El preso, lentamente, alargó la mano y lo tomó. Entonces ella, con ojos vidriosos, le dijo:
—Aveti de a ucide Radu.
Un temblor sacudió al preso. No entendía sus palabras, pero estaba claro lo que la mujer le pedía. Cuchillo. Matar. Radu. Saltó de la cama apartándose del matrimonio e interponiendo el cuchillo entre ellos.
—¡Jamás!
—Am făcut ceva pentru tine —continuó la mujer—. Acum, trebuie să faci ceva pentru noi.
El hombre tradujo la frase casi al unísono:
—Nosotros hemos hecho algo por ti. Ahora, tú tienes que hacer algo por nosotros.
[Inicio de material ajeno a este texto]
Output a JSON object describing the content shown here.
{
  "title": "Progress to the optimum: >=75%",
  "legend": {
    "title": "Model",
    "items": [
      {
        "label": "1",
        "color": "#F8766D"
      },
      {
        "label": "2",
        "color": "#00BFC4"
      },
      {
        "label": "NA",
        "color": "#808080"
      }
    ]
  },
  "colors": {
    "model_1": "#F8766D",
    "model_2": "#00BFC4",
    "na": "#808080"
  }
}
El pacto era claro; y en el fondo justo. Se lo había dicho la mujer de forma clara cuando le narró su historia: la única diferencia en los siete años desde la primera muerte y resurrección de Radu era su presencia. Desde el comienzo lo consideraron la llave para liberarlos de su hijo.
—Pero hoy morirá —replicó el preso—. Y durante un año permanecerá así. Podéis abandonar el pueblo. ¿Qué sentido tiene…?
Pero sabía que no huirían. Jamás se separarían voluntariamente de él. Envejecerían y morirían en aquel lugar con tal de poder verlo unos pocos días cada año. Solo una mano ajena era capaz de romper el ciclo. La mano de un criminal, de un asesino. Su mano.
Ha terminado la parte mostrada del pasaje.